Prep 1 hr
Cook 40 mins
Kitchen Life, Art Smith
- 3 (9 ounce) chicken breast halves, with skin and bone
- fresh ground black pepper
- 1⁄2 cup mayonnaise (regular or light)
- 1⁄3 cup pecans, toasted and chopped
- 1 granny smith apple, peeled, cored, and cut into 1/2 inch dice
- 1 celery rib, cut into 1/2 inch dice
- 1 scallion, white and green parts, finely chopped
- 1 teaspoon chopped fresh rosemary
- 1 head boston lettuce or 1 head butter lettuce, torn into individual leaves
- Position oven rack in upper third of oven; preheat to 400°.
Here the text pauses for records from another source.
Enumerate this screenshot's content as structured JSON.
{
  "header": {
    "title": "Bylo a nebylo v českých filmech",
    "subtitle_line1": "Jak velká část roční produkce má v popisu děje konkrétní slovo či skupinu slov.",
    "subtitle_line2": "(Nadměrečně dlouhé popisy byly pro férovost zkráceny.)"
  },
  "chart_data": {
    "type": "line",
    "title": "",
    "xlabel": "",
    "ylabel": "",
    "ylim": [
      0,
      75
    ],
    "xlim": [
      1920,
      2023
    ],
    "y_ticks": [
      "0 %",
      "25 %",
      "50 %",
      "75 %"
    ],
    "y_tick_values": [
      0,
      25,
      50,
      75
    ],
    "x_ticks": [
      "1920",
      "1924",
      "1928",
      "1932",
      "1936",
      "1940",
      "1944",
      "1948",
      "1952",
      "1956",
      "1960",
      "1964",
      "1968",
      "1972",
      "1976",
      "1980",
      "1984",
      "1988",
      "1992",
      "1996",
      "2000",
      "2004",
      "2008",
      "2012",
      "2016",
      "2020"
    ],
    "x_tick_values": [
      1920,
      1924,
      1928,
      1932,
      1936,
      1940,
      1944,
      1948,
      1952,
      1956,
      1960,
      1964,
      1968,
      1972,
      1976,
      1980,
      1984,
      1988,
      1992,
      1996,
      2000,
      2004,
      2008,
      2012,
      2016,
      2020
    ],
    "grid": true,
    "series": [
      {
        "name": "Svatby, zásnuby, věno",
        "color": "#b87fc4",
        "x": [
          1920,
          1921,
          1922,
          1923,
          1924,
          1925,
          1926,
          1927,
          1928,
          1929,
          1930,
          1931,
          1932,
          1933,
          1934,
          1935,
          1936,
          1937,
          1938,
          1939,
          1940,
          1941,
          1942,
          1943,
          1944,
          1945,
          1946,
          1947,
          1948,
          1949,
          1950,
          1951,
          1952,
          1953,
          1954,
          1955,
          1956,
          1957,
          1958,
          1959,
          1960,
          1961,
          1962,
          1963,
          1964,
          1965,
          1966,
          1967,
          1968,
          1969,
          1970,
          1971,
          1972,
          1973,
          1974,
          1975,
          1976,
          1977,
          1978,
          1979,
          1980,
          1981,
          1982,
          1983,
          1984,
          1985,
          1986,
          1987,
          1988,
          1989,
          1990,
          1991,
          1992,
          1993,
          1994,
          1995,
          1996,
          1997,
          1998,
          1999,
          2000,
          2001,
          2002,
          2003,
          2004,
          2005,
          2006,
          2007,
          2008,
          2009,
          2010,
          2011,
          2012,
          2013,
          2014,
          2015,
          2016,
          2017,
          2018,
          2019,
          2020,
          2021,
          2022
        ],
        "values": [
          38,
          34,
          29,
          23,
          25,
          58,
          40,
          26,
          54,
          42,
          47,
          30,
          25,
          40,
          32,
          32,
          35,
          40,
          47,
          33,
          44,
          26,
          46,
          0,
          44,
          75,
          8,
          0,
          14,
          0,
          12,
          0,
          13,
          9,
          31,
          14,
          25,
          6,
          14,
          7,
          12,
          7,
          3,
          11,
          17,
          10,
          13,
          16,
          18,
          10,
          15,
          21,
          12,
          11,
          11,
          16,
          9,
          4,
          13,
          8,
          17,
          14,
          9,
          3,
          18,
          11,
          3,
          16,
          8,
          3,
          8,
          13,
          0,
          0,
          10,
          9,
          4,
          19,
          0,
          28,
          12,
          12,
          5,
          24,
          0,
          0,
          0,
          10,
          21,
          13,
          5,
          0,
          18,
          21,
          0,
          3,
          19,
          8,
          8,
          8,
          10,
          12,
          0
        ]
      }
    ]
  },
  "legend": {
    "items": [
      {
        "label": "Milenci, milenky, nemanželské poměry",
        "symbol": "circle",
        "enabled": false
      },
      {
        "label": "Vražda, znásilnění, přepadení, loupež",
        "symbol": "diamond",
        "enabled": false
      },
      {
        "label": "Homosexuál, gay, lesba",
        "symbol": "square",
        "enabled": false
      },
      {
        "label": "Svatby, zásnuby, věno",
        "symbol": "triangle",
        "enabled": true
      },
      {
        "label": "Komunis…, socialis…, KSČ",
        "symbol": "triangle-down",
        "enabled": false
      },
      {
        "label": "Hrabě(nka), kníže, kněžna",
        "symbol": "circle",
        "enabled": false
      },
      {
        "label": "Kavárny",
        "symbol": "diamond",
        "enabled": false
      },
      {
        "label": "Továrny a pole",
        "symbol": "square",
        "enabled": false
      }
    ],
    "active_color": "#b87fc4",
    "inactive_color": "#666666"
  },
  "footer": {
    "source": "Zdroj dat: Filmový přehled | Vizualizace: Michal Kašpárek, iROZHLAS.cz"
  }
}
- Season chicken breasts with salt and pepper; place in a small roasting pan.
- Roast until the chicken is golden brown and an instant-read thermometer inserted in the thickest part reads 170°, about 40 minutes.
- Cool completely; discard skin and bones, and cut the meat into bite-sized pieces (should have 2 cups of chopped chicken).
- Combine the chicken, mayonnaise, pecans, apple, celery, scallion, and rosemary in a bowl.
- Season with salt and pepper; cover and refrigerate until chilled, at least 1 hour and up to 1 day.
- For each serving—make a bed of lettuce leaves on a plate; mound the salad on the lettuce and serve immediately.